This Sunday from noon to 5 p.m. the block of Madison Avenue between South Allen and West Lawrence streets will be blocked off to all traffic for the annual Upper Madison Street Fair.

The fair features food, games, vendors, and musical acts. Anne Savage, 46, chair of the fair’s steering committee said, “you can think of it as a super block party.” The event is planned and carried out completely by volunteers. “Running a festival of this scale with no paid staff is very challenging,” said Savage.

Madison Theatre marquee advertising the Upper Madison Street Fair (Vanessa Langdon)

Madison Theatre marquee advertising the Upper Madison Street Fair (Vanessa Langdon)

“The big picture is we are trying to increase people’s understanding” about “the wonderful merchants the restaurants and business the sub goal is to promote the businesses because that’s why people chose to live in the Pine Hills,” Savage said.

There will be many additions to the street fair this year according to Savage, including some do it yourself art. Sarah Moore a local artist and business owner of Art in the Pines will be leading people in creating their own artwork during two sessions Sunday, at 1:30 p.m. and 3:30 p.m. The craft is $5 to cover materials. Organizers worked to make the fair “affordable even for families with multiple children, we worked really hard to make it affordable for everyone.”

In one instance, the steering committee found a vendor who will be offering face painting for $4. “We want everyone to get their face painted and have mommy not say ‘sorry that’s too much money’.”

One of the fair’s many corporate sponsors, the Pine Hills branch of the Albany Public Library will be offering house caricatures for individuals who bring a photo of their home.

“Corporate sponsors are absolutely critical,” said Savage. The only additional financing the fair receives is from vendor fees. All vendors must be local artisans who pay a modest fee in order to participate in the fair.

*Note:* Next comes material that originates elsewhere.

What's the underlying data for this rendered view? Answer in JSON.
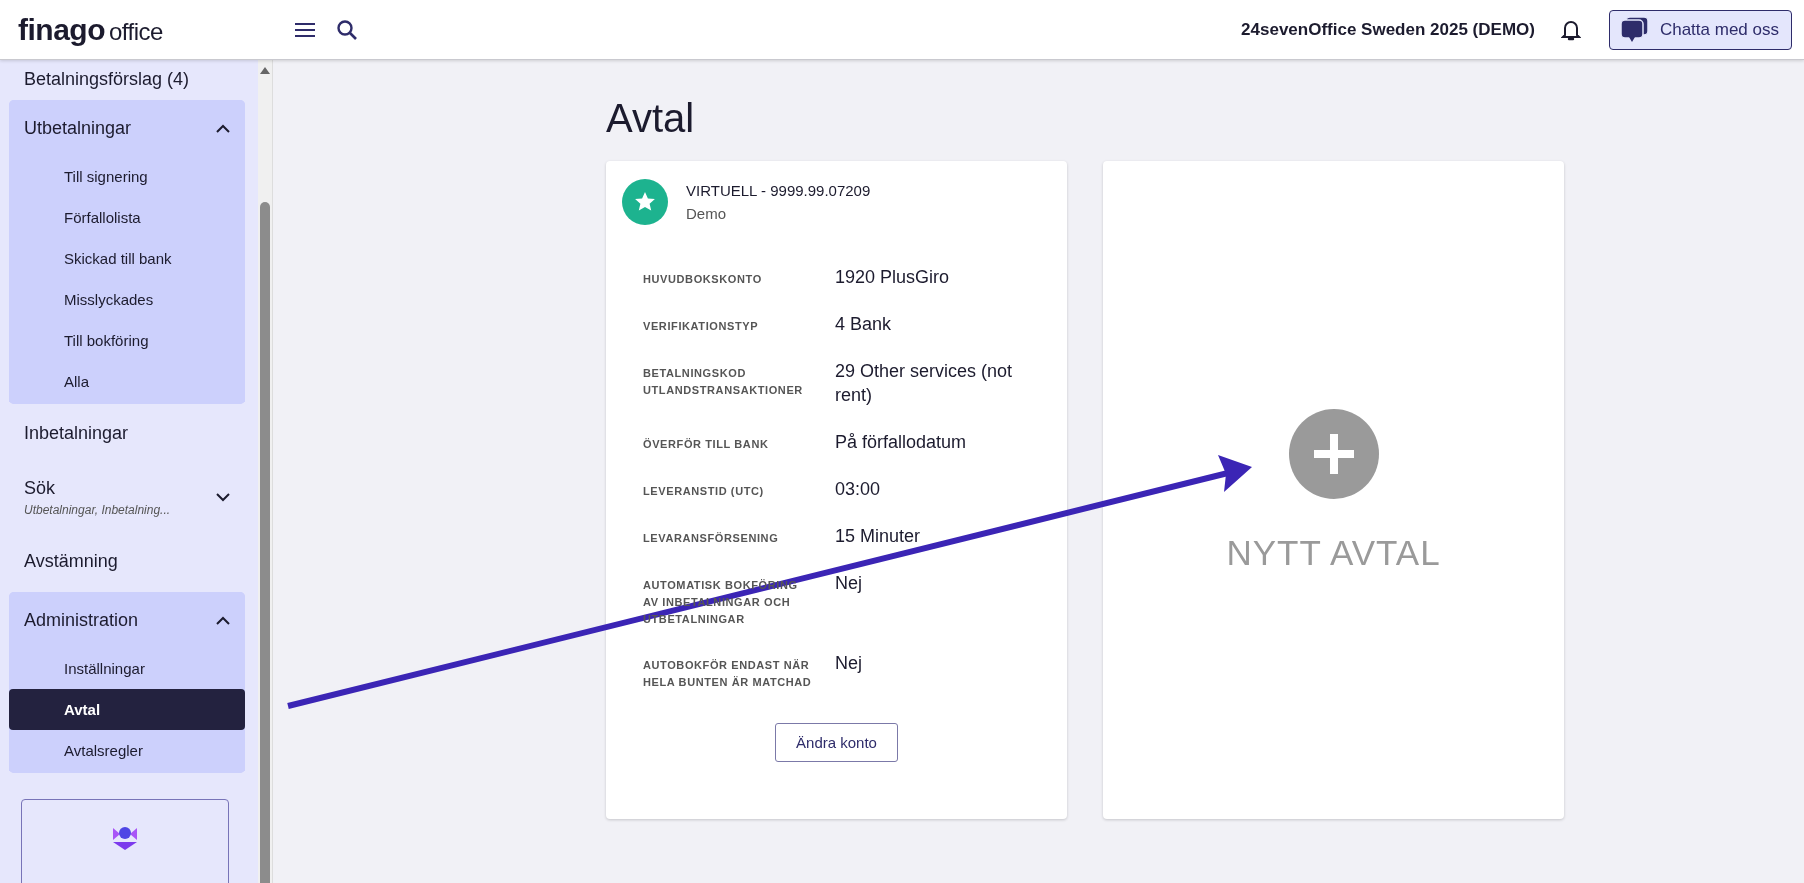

There will also be a raffle, “it’s a big money maker with a whole bunch of different options and it’s a great raffle this year,” Savage said. The raffle includes about 50 prizes that have a cumulative value of $2,000.

All money raised at the fair goes to fund events held throughout the year including free movies in Ridgefield park, concerts on the Elks club lawn, banners signifying the streets in the neighborhood, landscaping and an $80,000 park planned for the area in front of the police station that will be built without city funds.

Councilwoman Leah Golby will also be in attendance on Sunday to provide demonstrations on how to use bike racks located on CDTA buses.

“A lot of people are interested in biking and want to start using the bus but are intimidated by the whole process of how to get the bike on the busses so I will be doing demonstrations,” said Golby.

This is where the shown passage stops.